A new survey by the Wuhan University Institute of Quality Development Strategy is revealing that in the next five years, machinery and robotics are set to take over nearly 5% of China’s workers. The report surveyed nearly 2,000 companies in China.
Robot use growing.
What they found was that the use of robotics rose from 12% in 2008 to 37% in 2017. They also found that robot use had grown from 8.1% to 13.4% in just two years from 2015 to 2017.
According to the International Federation of Robotics, China has become a global leader in automation. The organization reported that from 2018 to 2020 “a sales increase between 15 and 20% on average per year is possible for industrial robots.”
In those same two years, robots replaced 9.4% of employees with a junior high school degree or below. This was in direct contrast to the fact that demand for college degree workers grew by 3.6%.
Furthermore, in those two years, the average annual growth rate of investments in robotics was an impressive 57%. What was most troublesome is that this rise mostly impacted workers with the lowest levels of education.
The biggest robot market.
This is all well and good but one has to wonder how the country plans to take care of the workers left behind.

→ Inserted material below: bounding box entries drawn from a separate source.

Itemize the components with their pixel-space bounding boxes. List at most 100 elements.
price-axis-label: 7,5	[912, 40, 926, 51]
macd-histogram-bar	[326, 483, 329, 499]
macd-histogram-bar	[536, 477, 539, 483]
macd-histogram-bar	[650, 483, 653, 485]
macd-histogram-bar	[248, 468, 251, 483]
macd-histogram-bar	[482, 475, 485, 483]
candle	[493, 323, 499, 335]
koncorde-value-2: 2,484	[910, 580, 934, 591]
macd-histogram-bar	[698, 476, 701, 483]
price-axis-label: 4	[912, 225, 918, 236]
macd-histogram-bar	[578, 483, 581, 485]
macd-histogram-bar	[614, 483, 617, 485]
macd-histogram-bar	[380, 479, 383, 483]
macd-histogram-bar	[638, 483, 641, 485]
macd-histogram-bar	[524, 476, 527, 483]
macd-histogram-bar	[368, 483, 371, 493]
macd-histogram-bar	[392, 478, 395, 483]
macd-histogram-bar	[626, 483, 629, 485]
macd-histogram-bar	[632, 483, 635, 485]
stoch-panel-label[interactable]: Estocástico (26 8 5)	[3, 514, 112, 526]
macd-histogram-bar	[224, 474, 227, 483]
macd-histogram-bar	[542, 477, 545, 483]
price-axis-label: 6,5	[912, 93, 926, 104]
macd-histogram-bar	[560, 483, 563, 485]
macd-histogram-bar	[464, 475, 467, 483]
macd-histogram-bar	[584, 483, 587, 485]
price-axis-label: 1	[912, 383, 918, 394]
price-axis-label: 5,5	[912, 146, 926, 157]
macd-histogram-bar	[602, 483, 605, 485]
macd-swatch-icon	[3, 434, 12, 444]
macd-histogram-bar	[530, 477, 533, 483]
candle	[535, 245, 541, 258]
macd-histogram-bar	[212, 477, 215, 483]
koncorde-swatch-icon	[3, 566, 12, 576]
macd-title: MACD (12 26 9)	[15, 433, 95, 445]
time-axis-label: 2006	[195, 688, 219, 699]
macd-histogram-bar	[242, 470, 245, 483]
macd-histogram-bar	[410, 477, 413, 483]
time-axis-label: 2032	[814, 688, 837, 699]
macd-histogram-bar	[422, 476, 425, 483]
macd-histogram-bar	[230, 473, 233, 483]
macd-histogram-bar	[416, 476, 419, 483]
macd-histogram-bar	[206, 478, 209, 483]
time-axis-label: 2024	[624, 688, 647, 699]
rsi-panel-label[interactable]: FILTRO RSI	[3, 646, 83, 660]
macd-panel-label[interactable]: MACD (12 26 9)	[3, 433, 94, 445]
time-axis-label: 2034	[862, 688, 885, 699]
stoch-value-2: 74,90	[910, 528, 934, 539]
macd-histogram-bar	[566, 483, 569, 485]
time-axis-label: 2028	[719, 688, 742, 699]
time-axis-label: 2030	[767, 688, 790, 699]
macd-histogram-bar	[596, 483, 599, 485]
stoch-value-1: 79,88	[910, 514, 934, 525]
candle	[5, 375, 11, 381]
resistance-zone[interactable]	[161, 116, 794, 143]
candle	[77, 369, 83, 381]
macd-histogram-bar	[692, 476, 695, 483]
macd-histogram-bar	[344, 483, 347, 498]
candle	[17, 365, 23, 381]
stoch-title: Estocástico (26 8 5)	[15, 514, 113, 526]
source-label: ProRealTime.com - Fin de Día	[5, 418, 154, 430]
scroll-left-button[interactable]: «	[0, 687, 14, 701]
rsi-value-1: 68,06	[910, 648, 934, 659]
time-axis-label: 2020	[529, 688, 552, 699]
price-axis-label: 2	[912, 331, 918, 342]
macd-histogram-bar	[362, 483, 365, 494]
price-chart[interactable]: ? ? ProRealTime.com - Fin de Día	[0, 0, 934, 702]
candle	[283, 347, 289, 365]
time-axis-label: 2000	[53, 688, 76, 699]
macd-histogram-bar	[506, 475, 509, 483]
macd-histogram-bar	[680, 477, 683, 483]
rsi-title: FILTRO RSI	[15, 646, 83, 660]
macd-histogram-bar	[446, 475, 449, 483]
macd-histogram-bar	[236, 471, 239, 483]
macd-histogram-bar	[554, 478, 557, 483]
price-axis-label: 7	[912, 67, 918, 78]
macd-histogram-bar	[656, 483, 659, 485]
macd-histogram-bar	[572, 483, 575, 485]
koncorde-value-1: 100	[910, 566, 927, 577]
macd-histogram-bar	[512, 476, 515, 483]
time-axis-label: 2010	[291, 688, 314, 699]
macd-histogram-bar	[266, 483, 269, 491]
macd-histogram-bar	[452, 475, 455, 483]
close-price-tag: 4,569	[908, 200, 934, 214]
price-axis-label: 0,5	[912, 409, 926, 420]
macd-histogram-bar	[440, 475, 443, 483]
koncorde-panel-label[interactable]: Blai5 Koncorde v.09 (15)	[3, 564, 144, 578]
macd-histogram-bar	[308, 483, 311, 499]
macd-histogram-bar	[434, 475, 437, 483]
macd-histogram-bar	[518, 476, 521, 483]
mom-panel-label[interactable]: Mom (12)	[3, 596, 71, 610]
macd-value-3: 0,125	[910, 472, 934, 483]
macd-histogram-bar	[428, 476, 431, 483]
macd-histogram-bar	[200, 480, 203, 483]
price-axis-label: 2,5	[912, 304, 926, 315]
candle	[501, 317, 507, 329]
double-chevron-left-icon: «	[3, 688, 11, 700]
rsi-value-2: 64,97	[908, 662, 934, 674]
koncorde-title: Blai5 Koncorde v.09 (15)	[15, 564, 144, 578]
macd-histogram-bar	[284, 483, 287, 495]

Ideally, they should be retrained to take on roles that work with this rise of automation.
“China is by far the biggest robot market in the world regarding annual sales and regarding the operational stock,” said Joe Gemma, President of the International Federation of Robotics (IFR). “It is the fastest growing market worldwide. There has never been such a dynamic rise in such a short period of time in any other market.”
However, although we are hearing much about China’s focus on automation, we hear little about what it plans to do with the workers replaced by robots. That may be an important issue to ponder.